In the retina, which lies at the back of the eye, excessive light exposure causes degeneration of the photoreceptor cells that respond to light. Several studies have suggested that a long-term history of exposure to light might be an important factor in the onset of age-related macular degeneration. Photoreceptor loss is the primary cause of blindness in particular eye-specific degenerative diseases such as age-related macular degeneration and retinitis pigmentosa.

“However, there are few effective therapeutic strategies for these diseases,” Hideaki Hara, Ph.D., R.Ph., and Kazuhiro Tsuruma, Ph.D., R.Ph.

“Recent studies have demonstrated that bone marrow-derived stem cells protect against central nervous system degeneration with limited results. Just like the bone marrow stem cells, ASCs also self-renew and have the ability to change, or differentiate, as they grow. But since they come from fat, they can be obtained more easily under local anesthesia and in large quantities.”

The fat tissue used in the study was taken from mice and processed in the laboratory to isolate the fat-based stem cells. Afterwards, those cells were tested with cultured mouse retinal cells, and they show a robust protective effect. These successes suggested to the team to test their theory on a live group of mice that had retinal damage after exposure to intense levels of light.

Five days after receiving injections of the fat-based stem cells, the animals were tested for photoreceptor degeneration and retinal dysfunction. The results showed the degeneration had been significantly inhibited.

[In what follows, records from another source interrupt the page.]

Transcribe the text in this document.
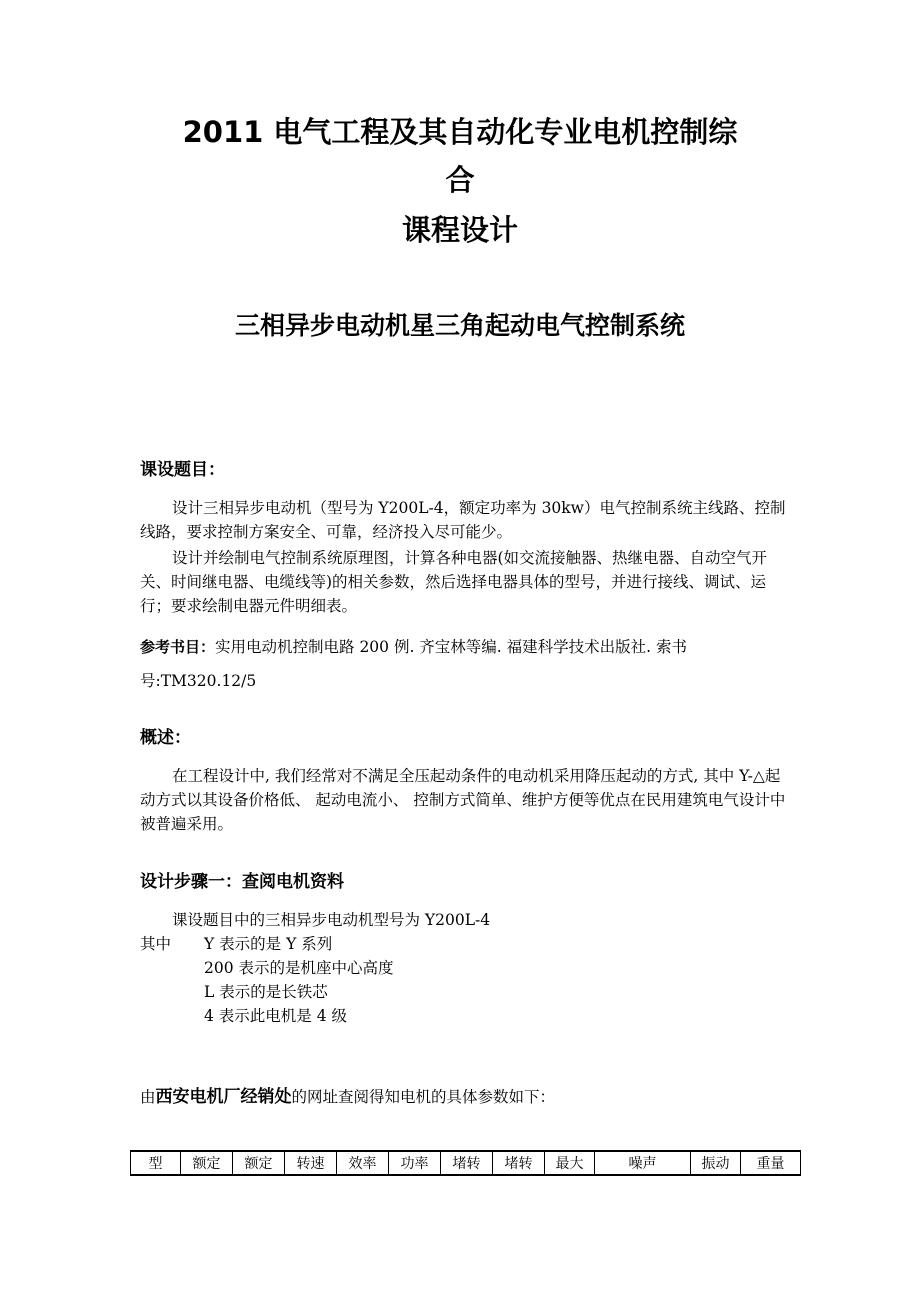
2011 电气工程及其自动化专业电机控制综
合
课程设计
三相异步电动机星三角起动电气控制系统
课设题目：

设计三相异步电动机（型号为 Y200L-4，额定功率为 30kw）电气控制系统主线路、控制线路，要求控制方案安全、可靠，经济投入尽可能少。

设计并绘制电气控制系统原理图，计算各种电器(如交流接触器、热继电器、自动空气开关、时间继电器、电缆线等)的相关参数，然后选择电器具体的型号，并进行接线、调试、运行；要求绘制电器元件明细表。

参考书目：实用电动机控制电路 200 例. 齐宝林等编. 福建科学技术出版社. 索书号:TM320.12/5

概述：

在工程设计中, 我们经常对不满足全压起动条件的电动机采用降压起动的方式, 其中 Y-△起动方式以其设备价格低、 起动电流小、 控制方式简单、维护方便等优点在民用建筑电气设计中被普遍采用。

设计步骤一：查阅电机资料
课设题目中的三相异步电动机型号为 Y200L-4
其中 Y 表示的是 Y 系列
200 表示的是机座中心高度
L 表示的是长铁芯
4 表示此电机是 4 级
由西安电机厂经销处的网址查阅得知电机的具体参数如下：
型	额定	额定	转速	效率	功率	堵转	堵转	最大	噪声	振动	重量
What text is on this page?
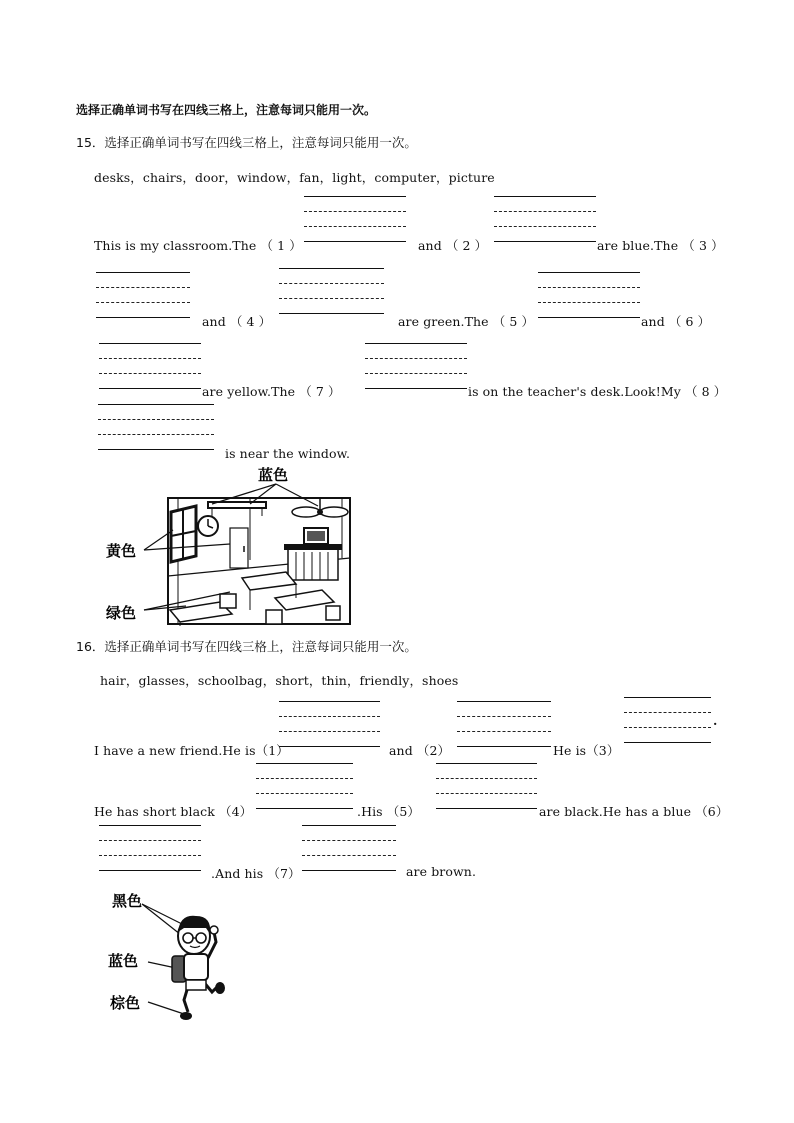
选择正确单词书写在四线三格上，注意每词只能用一次。
15．选择正确单词书写在四线三格上，注意每词只能用一次。
desks，chairs，door，window，fan，light，computer，picture
This is my classroom.The （ 1 ）	and （ 2 ）	are blue.The （ 3 ）
and （ 4 ）	are green.The （ 5 ）	and （ 6 ）
are yellow.The （ 7 ）	is on the teacher's desk.Look!My （ 8 ）
is near the window.
蓝色
黄色
绿色
16．选择正确单词书写在四线三格上，注意每词只能用一次。
hair，glasses，schoolbag，short，thin，friendly，shoes
I have a new friend.He is（1）	and （2）	He is（3）
.
He has short black （4）	.His （5）	are black.He has a blue （6）
.And his （7）	are brown.
黑色
蓝色
棕色
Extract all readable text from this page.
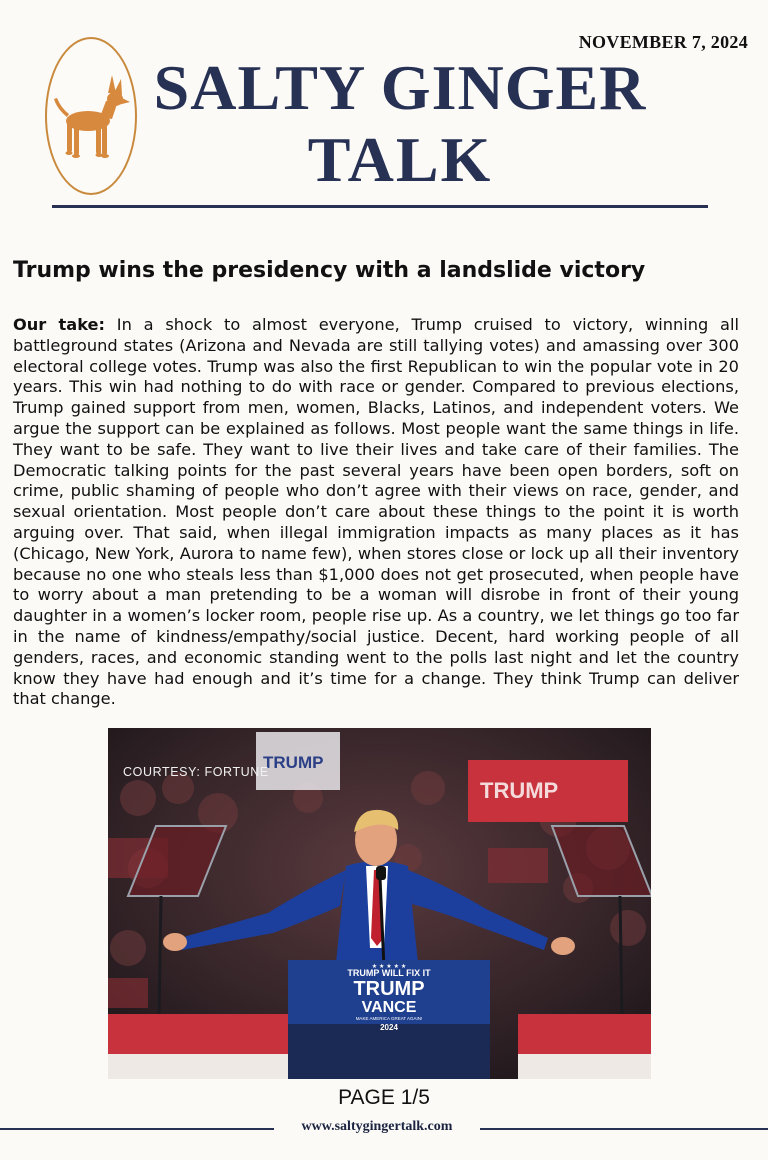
NOVEMBER 7, 2024
SALTY GINGER
TALK
Trump wins the presidency with a landslide victory
Our take: In a shock to almost everyone, Trump cruised to victory, winning all battleground states (Arizona and Nevada are still tallying votes) and amassing over 300 electoral college votes. Trump was also the first Republican to win the popular vote in 20 years. This win had nothing to do with race or gender. Compared to previous elections, Trump gained support from men, women, Blacks, Latinos, and independent voters. We argue the support can be explained as follows. Most people want the same things in life. They want to be safe. They want to live their lives and take care of their families. The Democratic talking points for the past several years have been open borders, soft on crime, public shaming of people who don’t agree with their views on race, gender, and sexual orientation. Most people don’t care about these things to the point it is worth arguing over. That said, when illegal immigration impacts as many places as it has (Chicago, New York, Aurora to name few), when stores close or lock up all their inventory because no one who steals less than $1,000 does not get prosecuted, when people have to worry about a man pretending to be a woman will disrobe in front of their young daughter in a women’s locker room, people rise up. As a country, we let things go too far in the name of kindness/empathy/social justice. Decent, hard working people of all genders, races, and economic standing went to the polls last night and let the country know they have had enough and it’s time for a change. They think Trump can deliver that change.
TRUMP
TRUMP
★ ★ ★ ★ ★
TRUMP WILL FIX IT
TRUMP
VANCE
MAKE AMERICA GREAT AGAIN!
2024
COURTESY: FORTUNE
PAGE 1/5
www.saltygingertalk.com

“Progranulin was identified as a major secreted protein of ASCs, which showed protective effects against retinal damage in culture and in animal tests using mice,” Drs. Hara and Tsuruma said. “As such, it may be a potential target for the treatment of degenerative diseases of the retina such as age-related macular degeneration and retinitis pigmentosa. The ASCs reduced photoreceptor degeneration without engraftment, which is concordant with the results of previous studies using bone marrow stem cells.”

“This study, suggesting that the protein progranulin may play a pivotal role in protecting against retinal light-induced damage, points to the potential for new therapeutic approaches to degenerative diseases of the retina,” said, Anthony Atala, MD, editor of STEM CELLS Translational Medicine and director of the Wake Forest Institute for Regenerative Medicine, where this work was published.